30/06/2026

Mosteiros têm muito a ensinar às empresas sobre adaptação digital

Redação do Diário da Saúde
Mosteiros têm muito a ensinar às empresas sobre adoção de novas tecnologias
O estudo contradiz a suposição generalizada de que organizações duradouras inevitavelmente se tornam estagnadas e hostis à inovação.[Imagem: Diário da Saúde/Gerado por IA]

Tecnologia nos mosteiros

Um mosteiro parece ser a antítese da era digital, frenética e tentando ocupar-se com tudo o acontece no mundo todo.
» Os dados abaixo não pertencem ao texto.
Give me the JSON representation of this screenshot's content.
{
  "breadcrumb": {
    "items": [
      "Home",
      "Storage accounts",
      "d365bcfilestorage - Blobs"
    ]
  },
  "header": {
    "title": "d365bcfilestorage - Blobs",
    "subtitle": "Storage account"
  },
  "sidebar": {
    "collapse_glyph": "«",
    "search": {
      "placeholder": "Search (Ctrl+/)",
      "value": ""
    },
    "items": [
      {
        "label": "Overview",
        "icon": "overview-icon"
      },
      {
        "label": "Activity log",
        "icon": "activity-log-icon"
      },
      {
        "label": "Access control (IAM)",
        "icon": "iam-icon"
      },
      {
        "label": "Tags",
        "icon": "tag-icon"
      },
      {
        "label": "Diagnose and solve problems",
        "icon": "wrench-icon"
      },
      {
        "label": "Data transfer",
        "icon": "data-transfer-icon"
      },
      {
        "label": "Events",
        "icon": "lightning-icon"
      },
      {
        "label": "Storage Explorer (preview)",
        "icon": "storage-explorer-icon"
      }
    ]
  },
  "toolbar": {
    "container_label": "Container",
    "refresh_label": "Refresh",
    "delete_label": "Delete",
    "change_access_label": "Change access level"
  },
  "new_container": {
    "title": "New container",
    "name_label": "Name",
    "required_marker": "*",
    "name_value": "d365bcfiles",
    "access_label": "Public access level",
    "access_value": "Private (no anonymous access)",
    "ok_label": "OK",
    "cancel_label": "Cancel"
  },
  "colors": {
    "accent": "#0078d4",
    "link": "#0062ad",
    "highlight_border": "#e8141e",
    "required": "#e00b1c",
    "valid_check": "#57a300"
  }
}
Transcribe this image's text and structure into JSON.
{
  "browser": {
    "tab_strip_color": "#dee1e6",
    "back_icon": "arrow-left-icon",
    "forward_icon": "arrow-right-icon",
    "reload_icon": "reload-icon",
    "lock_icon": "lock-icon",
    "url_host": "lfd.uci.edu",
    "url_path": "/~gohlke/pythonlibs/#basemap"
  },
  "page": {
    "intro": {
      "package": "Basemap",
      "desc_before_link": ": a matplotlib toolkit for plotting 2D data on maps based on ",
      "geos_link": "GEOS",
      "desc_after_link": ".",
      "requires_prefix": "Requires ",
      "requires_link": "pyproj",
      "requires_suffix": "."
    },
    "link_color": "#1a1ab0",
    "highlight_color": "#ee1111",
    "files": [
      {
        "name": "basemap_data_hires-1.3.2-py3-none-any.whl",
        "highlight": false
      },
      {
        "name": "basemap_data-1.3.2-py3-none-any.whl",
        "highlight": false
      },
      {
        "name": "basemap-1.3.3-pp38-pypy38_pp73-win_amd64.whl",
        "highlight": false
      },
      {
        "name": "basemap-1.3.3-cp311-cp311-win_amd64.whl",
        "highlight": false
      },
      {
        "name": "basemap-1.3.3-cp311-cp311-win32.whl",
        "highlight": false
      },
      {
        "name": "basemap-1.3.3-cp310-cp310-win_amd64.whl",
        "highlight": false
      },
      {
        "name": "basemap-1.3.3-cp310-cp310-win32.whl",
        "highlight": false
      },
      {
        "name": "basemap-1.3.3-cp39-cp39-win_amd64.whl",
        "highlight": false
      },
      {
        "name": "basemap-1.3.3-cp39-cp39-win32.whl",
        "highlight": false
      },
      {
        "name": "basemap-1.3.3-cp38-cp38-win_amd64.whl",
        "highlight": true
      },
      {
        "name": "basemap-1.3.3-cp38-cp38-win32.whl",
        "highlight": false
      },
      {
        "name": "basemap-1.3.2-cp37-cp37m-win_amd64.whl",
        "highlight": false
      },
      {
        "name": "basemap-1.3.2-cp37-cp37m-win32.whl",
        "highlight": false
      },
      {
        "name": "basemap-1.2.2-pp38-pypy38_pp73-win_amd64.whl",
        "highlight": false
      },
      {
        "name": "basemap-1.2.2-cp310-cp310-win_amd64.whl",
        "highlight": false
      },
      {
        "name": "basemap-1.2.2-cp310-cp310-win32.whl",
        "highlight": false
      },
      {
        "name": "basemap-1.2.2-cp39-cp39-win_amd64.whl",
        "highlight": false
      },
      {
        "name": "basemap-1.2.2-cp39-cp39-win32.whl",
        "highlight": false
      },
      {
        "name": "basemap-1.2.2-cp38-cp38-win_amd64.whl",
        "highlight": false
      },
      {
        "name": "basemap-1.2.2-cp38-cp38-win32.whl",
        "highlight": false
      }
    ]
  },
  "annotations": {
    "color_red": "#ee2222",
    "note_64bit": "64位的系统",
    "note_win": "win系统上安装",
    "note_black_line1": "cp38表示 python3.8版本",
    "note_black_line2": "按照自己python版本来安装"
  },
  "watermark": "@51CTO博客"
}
No entanto, cientistas suíços acabam de demonstrar que os mosteiros não são dinossauros desajeitados de uma outra era - pelo contrário, quando se trata de lidar com as mudanças tecnológicas, eles são surpreendentemente adaptáveis.

Mas como os mosteiros conseguem se virar com o atual ritmo de mudança mesmo após séculos de existência, quando menos de um quarto (20-25%) das 500 Maiores Empresas do Mundo listadas no ranking da revista Fortune há 50 anos ainda existem com a mesma identidade, marca ou essência corporativa?

Jan Danko e Katja Rost, da Universidade de Zurique, analisaram 112 mosteiros na Alemanha, Áustria e Suíça, focando na adaptabilidade dessas organizações às mudanças na realidade.

Os pesquisadores observaram um efeito surpreendente: Justamente as estruturas históricas originalmente criadas para a vida comunitária espiritual, tipicamente baseadas em regras bem delineadas, estão ajudando os mosteiros a se engajarem com as tecnologias digitais atualmente. Mecanismos como a consulta coletiva aos seus membros, a responsabilidade local e processos de tomada de decisão descentralizados provaram ser vantajosos para que os mosteiros se engajassem na transformação digital.

Em biologia evolutiva, essa mudança é conhecida como "exaptação", ou seja, a utilização de características preexistentes para uma função completamente nova. O exemplo mais conhecido disso são as penas, que originalmente se desenvolveram como um meio de regulação da temperatura nos dinossauros e, milhões de anos depois, permitiram que as aves voassem.

Da mesma forma, as formas históricas de organização dos mosteiros têm uma nova função hoje. "Antigas práticas de cogestão se tornaram ferramentas para os desafios modernos," disse Danko.

Adaptação digital

Mas há pontos e contrapontos. Por exemplo, a digitalização não é vista apenas de forma positiva nos mosteiros. Especialmente as ordens mais antigas frequentemente percebem a internet e as redes sociais como uma intrusão em suas rotinas sacras. Um abade resumiu a situação de forma contundente: "Desde a chegada dos celulares, o claustro é coisa do passado".

Essa abordagem mais cautelosa faz com que essas comunidades sejam particularmente seletivas na integração das diversas tecnologias digitais. Mesmo assim, muitos mosteiros já utilizam ferramentas digitais como algo natural - por exemplo, em sua comunicação interna, administração digital e presença online.

A forma como as mudanças são introduzidas também é crucial para o sucesso da digitalização. Nos mosteiros, o uso de novas tecnologias raramente é imposto de forma puramente vertical; ele é discutido em conjunto e adaptado à vida monástica. "Os mosteiros sempre foram lugares de inovação e, ao mesmo tempo, lugares de tradição - portanto, não há contradição inerente," afirmou um monge.

A digitalização também não é vista pelos monges como um fim em si mesma. Deste modo, as ferramentas digitais são utilizadas onde servem especificamente ao mandato religioso - como na transmissão de cerimônias religiosas para o público que não pode ir ao mosteiro. Ao mesmo tempo, regras monásticas seculares ajudam a orientar conscientemente o acesso ao mundo digital, por exemplo, estabelecendo períodos offline durante a formação de novos membros.